Ubiquitination is a crucial post-translational modification (PTM) of proteins and regulates their stabilities and activities, thereby modulating multiple signaling pathways. UbcH5c, a member of the UbcH5 ubiquitin-conjugating enzyme (E2) protein family, engages in the ubiquitination of dozens of proteins and regulates nuclear factor kappa-B (NF-κB), p53 tumor suppressor, and several other essential signaling pathways. UbcH5c has been reported to be abnormally expressed in human cancer and immune disorders and is involved in the initiation and progression of these diseases. In this review, we mainly focus on UbcH5c structure, activity, signaling pathways, and its relevance to cancer and immune disorders. We end by integrating all known factors relating to UbcH5c inhibition as a potential cancer therapy method, and discuss associated challenges.

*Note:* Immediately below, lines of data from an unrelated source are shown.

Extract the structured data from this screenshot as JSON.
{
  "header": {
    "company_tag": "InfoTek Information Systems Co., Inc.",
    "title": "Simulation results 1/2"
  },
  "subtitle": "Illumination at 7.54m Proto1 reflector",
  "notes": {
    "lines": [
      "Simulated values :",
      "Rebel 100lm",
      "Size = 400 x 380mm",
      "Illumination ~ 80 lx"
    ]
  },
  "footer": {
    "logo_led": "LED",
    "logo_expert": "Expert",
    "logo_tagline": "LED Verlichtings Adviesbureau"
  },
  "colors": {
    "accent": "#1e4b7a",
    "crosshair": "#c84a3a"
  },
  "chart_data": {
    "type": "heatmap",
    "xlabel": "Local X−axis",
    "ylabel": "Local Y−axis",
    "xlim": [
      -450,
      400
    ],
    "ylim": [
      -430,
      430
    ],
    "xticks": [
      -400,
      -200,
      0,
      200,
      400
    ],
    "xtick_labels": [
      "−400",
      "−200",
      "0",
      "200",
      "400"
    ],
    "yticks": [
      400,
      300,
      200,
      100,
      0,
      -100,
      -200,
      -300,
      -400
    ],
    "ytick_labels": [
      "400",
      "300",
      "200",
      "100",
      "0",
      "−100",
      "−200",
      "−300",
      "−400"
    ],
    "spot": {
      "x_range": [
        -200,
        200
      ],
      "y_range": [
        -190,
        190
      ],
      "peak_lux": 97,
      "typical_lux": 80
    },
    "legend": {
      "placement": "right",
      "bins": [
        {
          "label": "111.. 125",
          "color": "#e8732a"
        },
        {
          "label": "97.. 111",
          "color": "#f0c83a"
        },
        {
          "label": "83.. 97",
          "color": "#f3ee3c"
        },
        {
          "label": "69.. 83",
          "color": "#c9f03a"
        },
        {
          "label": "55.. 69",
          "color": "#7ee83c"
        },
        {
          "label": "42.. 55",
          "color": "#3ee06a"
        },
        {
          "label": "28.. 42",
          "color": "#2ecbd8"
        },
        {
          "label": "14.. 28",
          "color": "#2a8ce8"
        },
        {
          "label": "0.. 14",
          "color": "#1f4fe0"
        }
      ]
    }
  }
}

泛素化是蛋白质一种关键的翻译后修饰(PTM),可调节其稳定性和活性,从而调控多种信号通路。UbcH5c是UbcH5泛素结合酶(E2)蛋白家族的成员,参与数十种蛋白质的泛素化过程,并调控核因子κB(NF-κB)、p53肿瘤抑制因子以及其他几种重要的信号通路。据报道,UbcH5c在人类癌症和免疫紊乱中异常表达,并参与这些疾病的发生和发展。在本综述中,我们主要关注UbcH5c的结构、活性、信号通路及其与癌症和免疫紊乱的相关性。最后,我们整合了与UbcH5c抑制作为一种潜在癌症治疗方法相关的所有已知因素,并讨论了相关挑战。